Todavia, o paragrafo 1º do retrocitado artigo determina que terá prosseguimento no juízo no qual estiver se processando a ação que demandar quantia ilíquida.
Analisando o conteúdo do artigo, há que se fazer uma logística de interpretação inversa, segundo o qual, devem ficar suspensão ações que tenham cunho expropriatório (como por exemplo, a possibilidade de deflagrar uma penhora on-line, renajud e etc...).
Questão interessante surge quando o autor da ação de recuperação, pelo seu ramo de atividade, possui vários contratos de locações de imóveis, não honrando, também, com o pagamento desses aluguéis. Diante desse quadro, surge para os locadores a possibilidade de retomada do imóvel, ante a inadimplência do devedor para com os alugueis e demais encargos devidos a título de locação.
Posto tais premissas, a pergunta que não se cala é a seguinte: a ação de despejo que tenha por fundamento a falta de pagamento não cumulada com a cobrança dos alugueis e demais encargos da locação deve obedecer a suspensão contida no artigo 6º da LRF?

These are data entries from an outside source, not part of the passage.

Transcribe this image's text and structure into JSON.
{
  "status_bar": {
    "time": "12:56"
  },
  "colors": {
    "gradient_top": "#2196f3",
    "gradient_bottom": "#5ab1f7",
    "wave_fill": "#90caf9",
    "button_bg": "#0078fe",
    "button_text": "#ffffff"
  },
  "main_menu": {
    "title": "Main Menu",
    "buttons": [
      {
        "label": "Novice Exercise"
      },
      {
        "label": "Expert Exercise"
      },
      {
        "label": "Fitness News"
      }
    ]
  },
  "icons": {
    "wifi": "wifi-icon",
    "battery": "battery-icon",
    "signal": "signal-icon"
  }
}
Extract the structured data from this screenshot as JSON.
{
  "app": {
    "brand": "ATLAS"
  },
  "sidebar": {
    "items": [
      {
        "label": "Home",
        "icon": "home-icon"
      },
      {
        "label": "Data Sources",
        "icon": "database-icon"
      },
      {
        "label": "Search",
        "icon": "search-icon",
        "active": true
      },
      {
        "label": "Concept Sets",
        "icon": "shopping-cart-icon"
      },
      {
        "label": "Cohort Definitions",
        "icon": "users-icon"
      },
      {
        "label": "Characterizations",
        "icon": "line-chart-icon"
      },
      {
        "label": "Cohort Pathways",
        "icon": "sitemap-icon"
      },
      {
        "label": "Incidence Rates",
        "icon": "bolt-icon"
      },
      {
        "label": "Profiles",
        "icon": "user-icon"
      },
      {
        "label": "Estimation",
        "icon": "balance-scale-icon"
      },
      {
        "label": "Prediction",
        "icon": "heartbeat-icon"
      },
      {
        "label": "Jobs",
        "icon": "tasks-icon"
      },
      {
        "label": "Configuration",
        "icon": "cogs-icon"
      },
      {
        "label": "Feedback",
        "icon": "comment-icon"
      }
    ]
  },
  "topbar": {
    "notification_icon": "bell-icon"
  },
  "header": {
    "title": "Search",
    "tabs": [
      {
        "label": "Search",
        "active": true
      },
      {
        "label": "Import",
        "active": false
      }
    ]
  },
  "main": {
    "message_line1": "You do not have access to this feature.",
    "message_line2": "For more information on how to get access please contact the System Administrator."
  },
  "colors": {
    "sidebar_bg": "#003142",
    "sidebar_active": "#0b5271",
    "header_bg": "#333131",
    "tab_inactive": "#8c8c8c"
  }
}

Veja que não estamos aqui falando sobre a suspensão da ação de despejo por falta de pagamento que seja cumulada com a cobrança dos alugueis e demais encargos da locação, isso porque, tal ação tem caráter de liquidez.
Ao apreciar o tema posto em questão, por meio do Conflito de Competência nº 123.116 o Superior Tribunal de Justiça, de relatório do Ministro Raul Araújo, entendeu que: “tratando-se de credor titular da posição de proprietário, prevalecem os direitos de propriedade sobre a coisa, sendo inaplicável a hipótese de despejo a exceção prevista no parágrafo 3º, in fine, do art. 49 da Lei 11.101/2005 (...), pois, no despejo, regido por lei especial, tem-se a retomada do imóvel locado e não se trata de venda ou mera retirada do estabelecimento do devedor de bem essencial à sua atividade empresarial”.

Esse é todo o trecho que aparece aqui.